Apesar do claro avanço no desenvolvimento de AI, a China ainda permanece bem atrás dos EUA, de acordo com um índice que mede as capacidades dos países, criado por Jeffrey Ding, pesquisador da universidade de Oxford (aliás, recomendo bastante o relatório que Ding escreveu detalhando o AI 2030; este relatório baseou grande parte deste artigo e pode ser lido aqui). De acordo com o índice, somente em base de dados e investimentos captados por startups os asiáticos levam vantagem. Nos demais pontos mensurados, os americanos seguem na liderança, como mostra o quadro abaixo.

Tabela produzida por Jeffrey Ding, da Oxford University

Apesar da diferença, todas as evidências mostram que o gap está diminuindo consideravelmente ao longo dos anos. Tanto que, esta semana, a Casa Branca reuniu mais de 100 líderes de empresas de tecnologia e de investimento para discutir o presente e o futuro de AI no país e a ameaça chinesa. Do encontro, surgiu um comitê especializado no assunto, envolvendo membros do governo americano, da academia e representantes das organizações que atuam na área. Por mais que haja colaboração acadêmica e financeira entre companhias de ambos os países – o Alibaba Group é listado na Bolsa de Nova York, por exemplo -, no fundo fica claro que os projetos são distintos e que estar no topo em uma tecnologia tão proeminente importa sim, especialmente para os planos de expansão de influência para outras regiões do planeta.


A pressa dos chineses em evoluir a inteligência artificial, aliás, passa justamente pela criação de padrões que irão ditar os rumos do setor no futuro. O país asiático quer seguir o que os americanos fizeram com a internet, quando criaram a tecnologia e estabeleceram os principais padrões de uso, facilitando suas empresas a se tornarem referências mundiais. A China pretende fazer o mesmo e conta com outro plano ousado para ajudá-la: o Belt and Road Initiative.


Belt and Road Initiative


O Belt and Road Initiative é um plano fundamental para que o Made in China 2025 e o AI 2030 consigam alcançar suas metas. Lançado em 2013 por Xi Jinping, a iniciativa tem como objetivo oficial integrar diversos países economicamente, criando “rotas” de comércio entre eles por meio de investimentos pesados em infraestrutura, notadamente ferrovias, rodovias e portos. São cerca de 70 países da Ásia, África e Europa, que correspondem a cerca de 65% da população e 40% do PIB mundiais. Porém, o projeto vem aumentando e nações da América Latina também se tornaram alvo dos chineses.

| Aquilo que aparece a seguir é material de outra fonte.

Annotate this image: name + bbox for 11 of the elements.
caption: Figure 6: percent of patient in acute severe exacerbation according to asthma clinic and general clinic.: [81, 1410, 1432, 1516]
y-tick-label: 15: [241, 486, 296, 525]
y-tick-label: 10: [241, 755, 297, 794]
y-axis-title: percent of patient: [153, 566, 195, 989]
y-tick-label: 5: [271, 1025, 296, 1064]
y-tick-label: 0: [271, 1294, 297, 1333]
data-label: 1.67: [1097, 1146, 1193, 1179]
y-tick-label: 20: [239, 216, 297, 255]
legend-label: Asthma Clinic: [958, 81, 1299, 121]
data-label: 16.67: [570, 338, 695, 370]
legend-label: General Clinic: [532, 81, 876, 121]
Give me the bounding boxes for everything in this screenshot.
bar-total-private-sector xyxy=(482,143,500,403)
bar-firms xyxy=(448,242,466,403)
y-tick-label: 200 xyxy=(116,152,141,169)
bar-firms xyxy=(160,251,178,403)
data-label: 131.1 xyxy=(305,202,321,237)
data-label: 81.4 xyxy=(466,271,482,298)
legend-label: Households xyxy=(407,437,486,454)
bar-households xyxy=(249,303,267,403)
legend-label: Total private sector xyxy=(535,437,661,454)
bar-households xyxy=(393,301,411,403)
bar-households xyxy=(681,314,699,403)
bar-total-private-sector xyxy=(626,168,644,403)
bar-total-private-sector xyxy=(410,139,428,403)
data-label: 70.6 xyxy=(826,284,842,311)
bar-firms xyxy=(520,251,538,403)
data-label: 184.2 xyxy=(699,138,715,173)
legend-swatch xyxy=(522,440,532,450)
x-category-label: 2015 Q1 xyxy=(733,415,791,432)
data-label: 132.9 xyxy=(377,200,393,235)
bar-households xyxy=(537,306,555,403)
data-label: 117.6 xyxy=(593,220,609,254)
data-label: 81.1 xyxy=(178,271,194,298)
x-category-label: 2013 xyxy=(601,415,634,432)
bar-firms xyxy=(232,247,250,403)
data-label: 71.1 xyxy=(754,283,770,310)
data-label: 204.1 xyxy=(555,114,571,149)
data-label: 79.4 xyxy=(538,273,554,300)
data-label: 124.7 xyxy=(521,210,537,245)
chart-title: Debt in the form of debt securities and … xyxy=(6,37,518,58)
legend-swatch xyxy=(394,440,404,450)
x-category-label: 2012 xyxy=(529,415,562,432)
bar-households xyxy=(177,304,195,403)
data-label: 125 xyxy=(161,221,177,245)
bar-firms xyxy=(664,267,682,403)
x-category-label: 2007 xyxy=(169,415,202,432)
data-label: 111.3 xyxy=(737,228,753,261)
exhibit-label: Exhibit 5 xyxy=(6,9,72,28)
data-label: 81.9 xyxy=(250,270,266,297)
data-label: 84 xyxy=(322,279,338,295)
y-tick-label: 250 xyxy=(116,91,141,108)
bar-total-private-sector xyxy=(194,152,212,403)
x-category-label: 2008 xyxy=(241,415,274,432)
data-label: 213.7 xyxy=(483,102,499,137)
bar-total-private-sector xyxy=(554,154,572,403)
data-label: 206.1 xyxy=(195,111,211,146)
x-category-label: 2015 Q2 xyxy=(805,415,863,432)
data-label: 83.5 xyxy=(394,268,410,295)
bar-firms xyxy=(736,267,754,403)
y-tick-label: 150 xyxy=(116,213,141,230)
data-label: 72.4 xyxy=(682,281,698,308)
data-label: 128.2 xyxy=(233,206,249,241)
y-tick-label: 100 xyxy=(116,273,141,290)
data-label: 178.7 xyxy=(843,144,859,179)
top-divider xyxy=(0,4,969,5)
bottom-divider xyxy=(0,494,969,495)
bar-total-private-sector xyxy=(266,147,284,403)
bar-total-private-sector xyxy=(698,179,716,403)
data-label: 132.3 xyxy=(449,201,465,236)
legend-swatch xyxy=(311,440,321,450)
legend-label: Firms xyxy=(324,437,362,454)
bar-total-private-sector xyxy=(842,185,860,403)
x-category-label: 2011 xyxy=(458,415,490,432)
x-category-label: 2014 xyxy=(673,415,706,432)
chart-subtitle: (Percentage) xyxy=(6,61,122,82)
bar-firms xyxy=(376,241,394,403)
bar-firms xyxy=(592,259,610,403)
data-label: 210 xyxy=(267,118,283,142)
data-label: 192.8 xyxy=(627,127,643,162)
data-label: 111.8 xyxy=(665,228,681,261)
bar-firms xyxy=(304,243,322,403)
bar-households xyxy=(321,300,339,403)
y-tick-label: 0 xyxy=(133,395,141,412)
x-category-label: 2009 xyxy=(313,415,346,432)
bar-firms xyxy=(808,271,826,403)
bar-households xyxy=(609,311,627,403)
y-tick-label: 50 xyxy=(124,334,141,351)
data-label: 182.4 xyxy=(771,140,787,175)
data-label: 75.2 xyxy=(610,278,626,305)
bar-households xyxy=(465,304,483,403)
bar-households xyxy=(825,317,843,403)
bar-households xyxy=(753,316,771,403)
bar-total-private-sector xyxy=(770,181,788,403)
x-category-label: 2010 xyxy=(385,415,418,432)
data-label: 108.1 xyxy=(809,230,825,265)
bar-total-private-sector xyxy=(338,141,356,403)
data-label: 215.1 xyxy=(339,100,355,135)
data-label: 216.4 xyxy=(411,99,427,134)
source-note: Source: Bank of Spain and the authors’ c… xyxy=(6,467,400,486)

As comparações com o Plano Marshall (desenvolvido pelos EUA para ajudar a reconstruir a Europa pós-Segunda Guerra) são inevitáveis, porém infundadas. A começar pelo montante de capital envolvido: enquanto o programa americano custou cerca de U$130 bilhões em moeda atual, no BRI estimam-se impressionantes U$1 trilhão, apesar desse valor não estar confirmado. Outra diferença é que, no primeiro, 90% da quantia foi doada, enquanto no segundo tratam-se de empréstimos. Por fim, o Plano Marshall teve aporte do governo americano apenas, enquanto no Belt and Road também há capital privado envolvido.


No entanto, os verdadeiros objetivos da China vão muito além de financiar projetos de infraestrutura em outros países. Por meio do BRI, o gigante asiático pretende expandir sua influência globalmente e abrir novos mercados para sua crescente indústria ganhar escala. Segundo relatório do Lowy Institute, think tank australiano, o governo chinês tem três interesses principais com a iniciativa:

  1. Estimular o desenvolvimento de regiões menos abastadas do país, por meio de uma integração com as nações vizinhas (como no caso do corredor econômico China-Paquistão, que liga a região sub-desenvolvida de Xinjiang ao porto na cidade paquistanesa de Gwadar);

  2. Fomentar a indústria nacional, em especial a tecnológica, ajudando a implementar padrões chineses  a fim de acabar com a hegemonia dos padrões americanos (diz-se no país que empresas de 3ª linha fazem produtos, de 2ª linha desenvolvem tecnologia e de 1ª linha criam padrões mundiais);

  3. Dissipar o excesso de capacidade de produção e estoque de materiais como aço e cimento, não só por meio de exportações, mas principalmente pela transferência de maquinário para outros países que demandam melhorias em suas estruturas. Isso permitiria foco maior nos setores de alta tecnologia.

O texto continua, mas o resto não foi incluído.